На краю парка находился павильон, в котором время от времени крутили первые немые фильмы. Вера еще ни разу в жизни не была в кино – в синематографе (или в синема), как это тогда называлось, – хотя фильмы начали показывать уже и в Москве. А здесь одна из зазывных афиш заманила ее. На афише красовалось женское лицо – в маске, однако чрезвычайно эротичное и с буквально гипнотизирующими глазами. Имя Асты Нильсен, выведенное на афише аршинными буквами, Вере слышать не доводилось. Фильм (или, как тогда говорили, фильма) оказался мелодрамой и просто захватил Веру. Но еще сильнее взволновала ее исполнительница главной роли с почти балетной пластикой, то и дело принимающая изысканные позы, причем и позы, и пластика передавали душевные переживания героини именно так, как, на Верин взгляд, то же самое в балете передает танец. Увы, не так-то много было тогда балетов, в которых Вера могла бы выражать подобные чувства, – а здесь, на пленке, они были запечатлены навсегда и в любую минуту могли стать доступными самой широкой публике. Куда более широкой, чем в театре или на концерте. И вдобавок ко всему крупные планы, позволяющие во всех подробностях рассмотреть каждое выражение лица.

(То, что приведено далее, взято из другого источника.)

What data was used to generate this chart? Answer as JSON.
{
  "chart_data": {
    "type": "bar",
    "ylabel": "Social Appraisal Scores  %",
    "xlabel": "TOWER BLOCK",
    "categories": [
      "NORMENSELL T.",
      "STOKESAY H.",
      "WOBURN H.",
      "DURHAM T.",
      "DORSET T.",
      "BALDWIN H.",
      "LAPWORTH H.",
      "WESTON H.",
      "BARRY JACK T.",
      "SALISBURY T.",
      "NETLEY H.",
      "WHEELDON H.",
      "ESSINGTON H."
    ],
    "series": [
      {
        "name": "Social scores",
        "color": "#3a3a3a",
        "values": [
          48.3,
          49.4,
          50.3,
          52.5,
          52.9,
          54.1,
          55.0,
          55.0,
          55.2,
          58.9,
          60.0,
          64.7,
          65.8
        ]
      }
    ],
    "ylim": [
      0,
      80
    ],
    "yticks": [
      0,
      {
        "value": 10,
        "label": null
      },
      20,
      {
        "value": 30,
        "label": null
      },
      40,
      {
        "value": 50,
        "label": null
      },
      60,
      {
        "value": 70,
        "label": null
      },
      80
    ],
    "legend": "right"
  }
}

– Синематограф, – сказал Вере Собинов, когда она на вечерней прогулке показала ему павильон, – это новая и еще крайне незрелая, однако чрезвычайно многообещающая разновидность искусства. К сожалению, в фильмах отсутствуют звук, голоса и музыка, однако когда-нибудь наверняка додумаются до того, как передавать и их. Но синематографу никогда не удастся вытеснить театр с живой игрой и непосредственным сопереживанием публики.
– Но театр не запечатлеет моего танца, – возразила Вера. – Не сохранит на те времена, когда меня уже не будет. А в синематографе я бы продолжала жить – причем не только в памяти благодарного зрителя. Разве это не волшебство?